La facture électronique (FE), obligatoire à compter de 2026 pour les entreprises (un an plus tard pour les PME), va changer bien des choses pour les entreprises et pour les finances publiques. Plus inattendu, elle va accroître considérablement la connaissance statistique de l’économie. Avant cela, deux mots sur le projet lui-même.

La FE reste une facture, c’est-à-dire un document légal attestant d’un contrat de vente et d’une demande de paiement, et portant les mêmes informations que précédemment. Peu de changement donc, si ce n’est qu’elle doit être authentifiée numériquement par les deux parties et surtout qu’elle doit être transmise à l’administration fiscale. Car l’origine du projet vient de là : il s’agit de surveiller la collecte de la TVA pour diminuer l’importante fraude estimée récemment entre 20 à 26 milliards l’an, soit 15 % du total aujourd’hui recouvré. Concrètement, les entreprises remettent leurs factures sortantes à des opérateurs mis en concurrence, les PDP ou plateformes de dématérialisation partenaires, avec déclaration séparée pour les flux interentreprises et pour ceux allant aux entités non soumises à la TVA, essentiellement les particuliers. Le projet vaut à terme pour l’ensemble de l’Union européenne.

La FE est de l’intérêt naturel des entreprises et de fait les grandes entreprises l’ont déjà largement mis en place. Il est même assez honteux qu’en raison d’un retard informatique à la direction des impôts on ait perdu deux ans à l’introduire. C’est la fin des coûteuses factures papier ou pdf ; les délais de paiement seront potentiellement raccourcis et, surtout, le traitement numérique des données de gestion sera fortement amélioré, avec intégration native aux logiciels comptables, aux tableaux de bord, à la gestion des comptes clients et fournisseurs, de la trésorerie, etc. C’est indubitablement pour les entreprises un progrès sensible dans le traitement des données.

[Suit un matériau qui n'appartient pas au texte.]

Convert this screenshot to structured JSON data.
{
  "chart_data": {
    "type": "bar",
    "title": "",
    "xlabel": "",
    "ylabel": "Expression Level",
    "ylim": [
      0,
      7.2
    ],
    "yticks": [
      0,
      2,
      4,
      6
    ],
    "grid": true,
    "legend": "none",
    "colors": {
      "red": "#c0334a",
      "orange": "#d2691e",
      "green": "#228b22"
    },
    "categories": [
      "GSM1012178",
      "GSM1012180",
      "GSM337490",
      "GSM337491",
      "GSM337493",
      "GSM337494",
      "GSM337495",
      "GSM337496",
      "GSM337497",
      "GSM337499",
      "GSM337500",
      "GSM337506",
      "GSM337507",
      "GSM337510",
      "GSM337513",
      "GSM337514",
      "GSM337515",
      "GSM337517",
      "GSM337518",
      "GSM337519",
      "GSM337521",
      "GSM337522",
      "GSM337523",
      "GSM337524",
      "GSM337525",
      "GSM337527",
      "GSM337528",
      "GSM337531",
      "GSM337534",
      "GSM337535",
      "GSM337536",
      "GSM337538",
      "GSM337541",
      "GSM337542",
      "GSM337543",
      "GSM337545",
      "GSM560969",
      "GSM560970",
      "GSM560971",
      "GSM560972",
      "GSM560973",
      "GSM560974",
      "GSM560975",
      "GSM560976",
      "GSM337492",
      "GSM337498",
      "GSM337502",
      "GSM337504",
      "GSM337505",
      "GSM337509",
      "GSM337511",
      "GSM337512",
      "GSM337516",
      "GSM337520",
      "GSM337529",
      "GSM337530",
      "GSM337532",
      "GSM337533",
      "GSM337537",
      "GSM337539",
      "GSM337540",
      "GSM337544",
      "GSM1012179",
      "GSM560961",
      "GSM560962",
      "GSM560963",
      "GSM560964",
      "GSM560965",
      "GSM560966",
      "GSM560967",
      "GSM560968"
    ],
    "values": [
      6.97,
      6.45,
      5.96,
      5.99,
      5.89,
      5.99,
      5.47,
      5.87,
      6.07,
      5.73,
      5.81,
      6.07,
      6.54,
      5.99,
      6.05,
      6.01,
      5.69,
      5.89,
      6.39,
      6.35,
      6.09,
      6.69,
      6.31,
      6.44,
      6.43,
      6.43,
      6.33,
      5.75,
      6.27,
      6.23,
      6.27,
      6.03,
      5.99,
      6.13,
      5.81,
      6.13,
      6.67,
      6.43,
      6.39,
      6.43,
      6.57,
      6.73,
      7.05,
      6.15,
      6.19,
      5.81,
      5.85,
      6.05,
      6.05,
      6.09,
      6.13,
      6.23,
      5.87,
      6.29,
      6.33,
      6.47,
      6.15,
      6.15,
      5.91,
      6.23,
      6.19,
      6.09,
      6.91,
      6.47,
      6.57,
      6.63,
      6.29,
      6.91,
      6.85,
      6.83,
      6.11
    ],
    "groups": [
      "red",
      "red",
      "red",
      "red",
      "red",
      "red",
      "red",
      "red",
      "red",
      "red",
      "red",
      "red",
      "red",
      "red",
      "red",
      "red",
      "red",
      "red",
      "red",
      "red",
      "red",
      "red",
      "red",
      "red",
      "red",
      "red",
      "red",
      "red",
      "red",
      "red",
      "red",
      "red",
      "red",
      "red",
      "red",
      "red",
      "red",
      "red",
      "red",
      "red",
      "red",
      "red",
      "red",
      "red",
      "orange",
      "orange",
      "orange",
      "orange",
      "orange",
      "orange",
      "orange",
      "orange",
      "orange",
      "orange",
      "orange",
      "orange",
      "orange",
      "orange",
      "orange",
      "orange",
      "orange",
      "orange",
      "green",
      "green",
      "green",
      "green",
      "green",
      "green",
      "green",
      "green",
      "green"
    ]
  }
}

Il faut prendre aussi la mesure du projet pour la gestion macroéconomique : pour les milliards de transactions au sein du pays et demain de l’Union européenne, on alimente une base de données faisant figurer l’acheteur, le vendeur, le bien ou service concerné et son prix. Par agrégation, il sera possible d’élaborer des indicateurs à un niveau très fin, sur l’activité, la production et les prix et de suivre presque en temps réel la marche de l’économie. On connaîtra la consommation du bien X par le secteur Y, ce que les économistes appellent la matrice de Leontief. Dit ironiquement, c’est presque une surveillance orwellienne de l’économie et de ses entreprises qui se met en place.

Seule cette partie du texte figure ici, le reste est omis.